For the month of March, which includes International Women’s Day, the Library of Trinity College Dublin launched two female-centric exhibitions, plus held a Wikipedia editing workshop as part of the Art + Feminism initiative.
One online exhibition was curated to mark the first century of female suffrage – “Violence Ridicule and Silence”. This contributes to the work of the Houses of the Oireachtas Vótáil 100 programme, and was produced in collaboration with several sister institutions. The exhibition seeks to highlight a number of aspects to the suffrage story: its origins in the 18th century; the fact that the suffrage movement was an all-island activity and very much influenced by activities in England; the use of violence and ridicule to prevent women from making their voices heard in public spaces, a form of silencing which continues today; and the difficulty there exists in retrieving women’s voices from the archives due to the destruction of their records. The exhibition ends with the deep disappointment occasioned by the misogynistic 1937 Constitution which reneged on the equality ideals of the early political activists. A physical exhibition will complement the online one later in the year.

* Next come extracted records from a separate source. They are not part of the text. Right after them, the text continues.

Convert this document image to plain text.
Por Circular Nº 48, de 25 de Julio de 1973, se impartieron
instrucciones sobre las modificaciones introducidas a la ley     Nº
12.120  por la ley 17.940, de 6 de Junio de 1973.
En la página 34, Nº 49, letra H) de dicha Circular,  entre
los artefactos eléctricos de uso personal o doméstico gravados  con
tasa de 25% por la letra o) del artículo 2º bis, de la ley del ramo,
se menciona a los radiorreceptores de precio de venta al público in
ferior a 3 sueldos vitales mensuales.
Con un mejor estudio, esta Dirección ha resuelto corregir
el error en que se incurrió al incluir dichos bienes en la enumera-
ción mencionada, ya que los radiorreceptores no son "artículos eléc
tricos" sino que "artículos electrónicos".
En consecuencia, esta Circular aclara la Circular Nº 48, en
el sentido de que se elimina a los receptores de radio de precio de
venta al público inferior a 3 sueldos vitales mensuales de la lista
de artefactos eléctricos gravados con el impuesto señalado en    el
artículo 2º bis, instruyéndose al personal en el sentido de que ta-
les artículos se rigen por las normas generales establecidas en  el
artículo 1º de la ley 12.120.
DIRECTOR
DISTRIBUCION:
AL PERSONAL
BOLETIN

The second exhibition, currently on display in the Long Room until the end of May, and also now online – “Story Spinners: Irish Women and Children’s Books” – celebrates the skill and artistry of Irish women writers and illustrators and offers a glimpse into the wealth of material produced for girl and boy readers over several centuries. This includes works from the more than 10,000 items in Trinity’s Pollard Collection of Children’s books (dating from 17th century to early 20th century). The exhibition is curated by staff and students from the Masters programme in Children’s Literature at Trinity and forms part of the wider BOLD GIRLS campaign in collaboration with Children’s Books Ireland.